I paddle out, then wait for a set  to come. When it comes, I watch where the best peak will form. It will form to the left of where the curl  will produce the best tubular section. Once I've gotten a bead on the spot I want, I paddle toward it slowly and warily, getting into the best position ... and then I stop and simply wait. As the wave comes upon me, I stroke powerfully. Given this is boogie-boarding, I kick as well. The wave lifts me up - an indescribable feeling. Raised up. Exalted. Played with. I throw my weight forward, digging in my right shoulder at the same time cranking  the turn, sending an arc of spray to my left as the curl thunders over my head.

With my head and upper torso inside the tube, the curl hammers against my left shoulder as the wave breaks behind me. There's plenty of water below me and plenty of shoulder  in front of me. It's exhilarating - there's no other word for it. Eventually the ride ends as the wave feathers out and merges once again with the ocean. I tread water for a while, watching a pelican flying overhead. Then I duck under the water, flipping my hair away from my eyes as I surface. In one smooth movement, I grab the boogie-board, pull my body up on to it, point myself back toward the line up, and paddle out again.
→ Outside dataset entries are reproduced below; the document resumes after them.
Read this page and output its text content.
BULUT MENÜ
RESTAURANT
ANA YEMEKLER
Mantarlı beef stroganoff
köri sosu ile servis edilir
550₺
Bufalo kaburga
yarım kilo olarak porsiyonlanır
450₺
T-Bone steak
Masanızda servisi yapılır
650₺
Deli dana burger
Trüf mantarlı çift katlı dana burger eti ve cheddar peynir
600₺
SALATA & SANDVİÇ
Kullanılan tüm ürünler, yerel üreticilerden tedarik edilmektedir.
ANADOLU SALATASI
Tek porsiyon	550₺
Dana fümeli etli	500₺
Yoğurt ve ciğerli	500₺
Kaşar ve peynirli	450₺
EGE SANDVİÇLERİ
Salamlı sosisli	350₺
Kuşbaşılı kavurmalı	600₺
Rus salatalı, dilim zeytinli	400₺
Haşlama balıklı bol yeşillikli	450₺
It goes on and on and on  like this. It doesn't end because of cold water. Rincon has turned on tropical-warm water for me. No, it ends when I'm satisfied. It's really clear to me what an amazing chance this was, a chance calling me to take it - and I took it. All the other surfers leave the water and go home, leaving these perfect tubes all to me? Unheard  of. Impossible. The cold water mysteriously warms up for me (Mysteriously? Really?). And most amazing of all, a boogie-board washes up with the waves and gets covered in driftwood in exactly the right place as if it's to wait there for me  ... 

It's either an integrity issue that I chose to use the boogie-board which didn't belong to me, or it's "See a chance, take it"  (as Steve Winwood may have said). I can speculate about what the right  choice was. I can speculate about what the Zen  choice was. I can even speculate about what the other choices I could  have made were. But all that aside, I can only say  authentically which choice I did  make.



Afterglow



My skin tingles, lightly burned both by the sun and by the salt water. Muscles I haven't used in ages, pull. My shin is scraped up where I missed seeing a rock in the shallows. The crimson red trickle of blood is a badge of honor. Rincon has given me everything. A small piece of my skin and a few drops of my blood isn't too much to give back.

The sun is setting. I return the boogie-board to its place under the driftwood. The tropical-warm perfect three foot Rincon tubes (with now not a soul riding them) are still wrapping themselves around and down the point which is rapidly darkening in the twilight.

The waves have been doing this forever. They've been doing this since I first saw Rincon in John Severson's Surfer Magazine. And they did this again today. Only today, they gave themselves to me - fully, totally, unreservedly, in every way imaginable.

You can't ever completely walk away from a love affair like this. I know I'll be back.